跳转至

R Filesystem API(R 文件系统 API(R Filesystem API))

R TransformInput object

The interface for low level operations on a Foundry dataset.

spark.df()

data.frame()

fileSystem()

  • Returns a FileSystem object for direct FoundryFS access.

R TransformOutput object

The interface for low level write operations on a Foundry dataset.

write.spark.df(df, partition_cols=NULL, bucket_cols=NULL, bucket_count=NULL, sort_by=NULL)

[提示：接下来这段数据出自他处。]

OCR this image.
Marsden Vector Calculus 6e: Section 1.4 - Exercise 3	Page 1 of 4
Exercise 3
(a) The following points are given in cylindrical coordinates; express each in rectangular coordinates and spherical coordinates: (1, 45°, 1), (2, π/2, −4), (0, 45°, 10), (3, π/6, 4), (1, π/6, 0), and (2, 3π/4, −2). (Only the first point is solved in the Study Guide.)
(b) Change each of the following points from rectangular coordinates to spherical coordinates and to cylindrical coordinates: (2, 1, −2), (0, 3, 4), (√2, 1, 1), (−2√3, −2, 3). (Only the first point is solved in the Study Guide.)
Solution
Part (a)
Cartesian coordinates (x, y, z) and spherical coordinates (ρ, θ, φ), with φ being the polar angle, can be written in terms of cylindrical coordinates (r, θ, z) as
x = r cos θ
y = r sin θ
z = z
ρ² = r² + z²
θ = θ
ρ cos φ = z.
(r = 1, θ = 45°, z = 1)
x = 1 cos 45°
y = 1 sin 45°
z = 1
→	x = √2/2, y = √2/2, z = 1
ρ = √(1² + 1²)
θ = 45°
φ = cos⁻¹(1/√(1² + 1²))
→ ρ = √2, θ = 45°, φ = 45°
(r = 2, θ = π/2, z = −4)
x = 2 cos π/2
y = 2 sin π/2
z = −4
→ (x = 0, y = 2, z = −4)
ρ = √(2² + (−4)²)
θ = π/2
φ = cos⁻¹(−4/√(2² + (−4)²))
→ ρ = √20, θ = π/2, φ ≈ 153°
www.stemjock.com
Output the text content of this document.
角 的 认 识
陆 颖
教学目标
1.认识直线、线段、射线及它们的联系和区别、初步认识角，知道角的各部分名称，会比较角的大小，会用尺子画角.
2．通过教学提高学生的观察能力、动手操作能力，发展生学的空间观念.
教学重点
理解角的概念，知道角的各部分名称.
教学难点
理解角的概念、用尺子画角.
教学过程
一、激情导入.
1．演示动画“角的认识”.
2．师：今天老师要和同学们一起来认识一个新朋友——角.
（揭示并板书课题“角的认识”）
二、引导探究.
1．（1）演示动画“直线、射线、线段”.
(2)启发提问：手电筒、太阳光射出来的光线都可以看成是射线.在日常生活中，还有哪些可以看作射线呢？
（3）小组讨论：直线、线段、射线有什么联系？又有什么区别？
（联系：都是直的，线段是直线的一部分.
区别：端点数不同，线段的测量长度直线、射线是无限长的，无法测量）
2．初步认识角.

  • Write the given DataFrame ↗ to the output dataset.

    Parameters
    • df (pyspark.sql.DataFrame) – The PySpark dataframe to write.
    • partition_cols (List[str], optional) - Column partitioning to use when writing data.
    • bucket_cols (List[str], optional) - The columns by which to bucket the data. Must be specified if bucket_count is given.
    • bucket_count (int, optional) – The number of buckets. Must be specified if bucket_cols is given.
    • sort_by (List[str], optional) - The columns by which to sort the bucketed data.

write.data.frame(rdf)

fileSystem()

  • Returns a FileSystem object for direct FoundryFS access.

R FileSystem object

ls(glob=NULL, regex='.*', show_hidden=FALSE)

  • Lists all files matching the given pattern (either glob or regex), with respect to the root directory of the dataset.

    Parameters
    • glob (str, optional) – A unix file matching pattern. Also supports globstar.
    • regex (str, optional) – A regex pattern against which to match filenames.
    • show_hidden (bool, optional) – Include hidden files, those prefixed with ‘.’ or ‘_’.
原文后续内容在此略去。